Une jeune Américaine atteinte d’hydranencéphalie a célébré ses 20 ans, alors que les médecins lui avaient attribué une espérance de vie d’un an. Son parcours interroge les connaissances médicales sur les limites du cerveau humain et sur les capacités vitales assurées par le tronc cérébral.
Naissance et diagnostic
Un tableau initial trompeur
À sa naissance dans le Nebraska, son crâne présente une forme normale et ses premiers réflexes sont observés. Deux mois plus tard, le diagnostic tombe : l’enfant est atteinte d’hydranencéphalie, une anomalie congénitale marquée par l’absence quasi totale des hémisphères cérébraux, remplacés par du liquide céphalorachidien.
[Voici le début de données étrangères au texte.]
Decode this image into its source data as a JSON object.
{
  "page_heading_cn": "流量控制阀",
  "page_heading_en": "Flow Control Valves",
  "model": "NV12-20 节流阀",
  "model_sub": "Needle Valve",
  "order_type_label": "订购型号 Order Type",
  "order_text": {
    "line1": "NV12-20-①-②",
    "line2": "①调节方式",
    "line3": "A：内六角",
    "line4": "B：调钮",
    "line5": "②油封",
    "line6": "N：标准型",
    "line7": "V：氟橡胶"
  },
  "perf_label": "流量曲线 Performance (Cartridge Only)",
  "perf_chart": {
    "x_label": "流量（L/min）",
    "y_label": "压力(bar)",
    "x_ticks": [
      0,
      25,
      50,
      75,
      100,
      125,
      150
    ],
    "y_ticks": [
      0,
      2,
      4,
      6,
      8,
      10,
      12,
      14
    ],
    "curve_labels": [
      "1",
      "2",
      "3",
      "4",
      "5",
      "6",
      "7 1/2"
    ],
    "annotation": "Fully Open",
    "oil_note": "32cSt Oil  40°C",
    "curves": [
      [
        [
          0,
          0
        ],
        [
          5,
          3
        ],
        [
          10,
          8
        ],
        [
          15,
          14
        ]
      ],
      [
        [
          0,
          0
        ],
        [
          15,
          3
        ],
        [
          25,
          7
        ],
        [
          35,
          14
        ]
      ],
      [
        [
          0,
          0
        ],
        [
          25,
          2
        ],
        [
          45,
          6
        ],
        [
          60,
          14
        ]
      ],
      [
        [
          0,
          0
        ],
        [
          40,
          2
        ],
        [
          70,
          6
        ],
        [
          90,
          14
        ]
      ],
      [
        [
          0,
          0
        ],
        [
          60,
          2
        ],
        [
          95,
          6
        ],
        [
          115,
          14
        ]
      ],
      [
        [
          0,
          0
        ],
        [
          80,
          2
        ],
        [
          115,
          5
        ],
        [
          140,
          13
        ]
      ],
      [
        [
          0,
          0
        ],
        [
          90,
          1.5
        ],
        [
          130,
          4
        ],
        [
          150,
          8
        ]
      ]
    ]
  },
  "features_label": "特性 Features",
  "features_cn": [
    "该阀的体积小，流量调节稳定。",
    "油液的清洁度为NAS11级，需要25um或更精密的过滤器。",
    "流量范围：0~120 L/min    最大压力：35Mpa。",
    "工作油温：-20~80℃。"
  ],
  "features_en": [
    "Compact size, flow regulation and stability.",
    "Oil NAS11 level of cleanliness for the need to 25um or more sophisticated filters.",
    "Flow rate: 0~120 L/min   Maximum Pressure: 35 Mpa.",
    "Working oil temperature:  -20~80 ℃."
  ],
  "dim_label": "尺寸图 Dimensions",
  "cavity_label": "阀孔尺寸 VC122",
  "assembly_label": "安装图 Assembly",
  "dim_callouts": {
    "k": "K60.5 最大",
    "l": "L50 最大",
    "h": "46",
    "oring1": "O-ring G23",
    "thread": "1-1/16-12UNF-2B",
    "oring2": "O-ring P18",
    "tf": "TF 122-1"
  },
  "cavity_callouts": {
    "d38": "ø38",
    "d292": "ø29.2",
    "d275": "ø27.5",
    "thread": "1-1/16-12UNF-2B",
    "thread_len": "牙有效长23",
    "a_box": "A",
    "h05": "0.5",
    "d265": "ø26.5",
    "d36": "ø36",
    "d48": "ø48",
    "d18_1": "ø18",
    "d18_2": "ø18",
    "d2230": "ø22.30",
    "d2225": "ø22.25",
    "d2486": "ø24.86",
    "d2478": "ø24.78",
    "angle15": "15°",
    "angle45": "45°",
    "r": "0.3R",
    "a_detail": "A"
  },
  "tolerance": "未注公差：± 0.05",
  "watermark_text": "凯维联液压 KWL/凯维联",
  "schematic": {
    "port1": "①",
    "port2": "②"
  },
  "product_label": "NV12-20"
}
Une survie au-delà des pronostics
Son cerveau fonctionnel se limite au tronc cérébral, aux noyaux profonds et à une petite portion du cervelet, selon les propos de son père relayés par KETV News. Malgré les prévisions médicales, elle fête ses 20 ans le 4 novembre 2025. Aveugle et souffrant de déficiences motrices et cognitives, elle reconnaît toutefois ses proches, perçoit les ambiances émotionnelles et interagit par mimiques ou gestes faibles.
Hydranencéphalie : caractéristiques médicales
Une maladie rare et sévère
L’hydranencéphalie est une maladie congénitale rare, estimée à une naissance sur 10 000 selon le Kathmandu University Medical Journal. Elle résulte d’une destruction quasi complète des hémisphères cérébraux entre la 12ᵉ et la 26ᵉ semaine de gestation. Le tronc cérébral, les noyaux gris centraux et les plexus choroïdes demeurent généralement intacts, permettant le maintien des fonctions vitales.
Origines possibles et diagnostic différentiel
Les origines évoquées incluent un problème vasculaire, comme une rupture de l’apport sanguin carotidien, des infections virales telles que l’herpès ou le cytomégalovirus, un manque sévère d’oxygène ou une exposition à des toxiques comme la cocaïne. StatPearls rappelle la distinction entre hydranencéphalie et hydrocéphalie : cette dernière préserve les tissus cérébraux, contrairement à l’hydranencéphalie.
Enjeux médicaux et éthiques
Questions sur la conscience et l’expérience
Ce cas relance le débat sur le rôle du cortex dans la conscience et la perception. Malgré l’absence de signaux neuronaux supérieurs, des interactions affectives sont observées, ce qui interroge la compréhension des mécanismes de la relation humaine dans des situations neurologiques extrêmes.
Décisions médicales et cadre éthique
Dans certains pays, une interruption médicale tardive peut être autorisée après un diagnostic d’hydranencéphalie. Le Kathmandu University Medical Journal souligne la nécessité d’intégrer plus précisément ces cas dans les protocoles nationaux afin d’éviter des décisions hâtives ou insuffisamment encadrées. Les familles qui choisissent d’accompagner l’enfant font face à un suivi intensif, sans espoir d’amélioration fonctionnelle.
Une trajectoire qui bouscule les certitudes
Le parcours d’Alex montre que des formes de relation et de reconnaissance peuvent exister malgré un pronostic considéré comme « incompatible avec la vie ». Les témoignages et les données d’imagerie disponibles offrent aujourd’hui de nouveaux éléments pour comprendre ces situations rares.
L’histoire de cette jeune femme met en lumière les zones d’ombre qui subsistent autour de l’hydranencéphalie. Elle rappelle les défis médicaux, humains et éthiques liés à ces cas, tout en soulignant la nécessité de mieux documenter et encadrer ces situations particulières.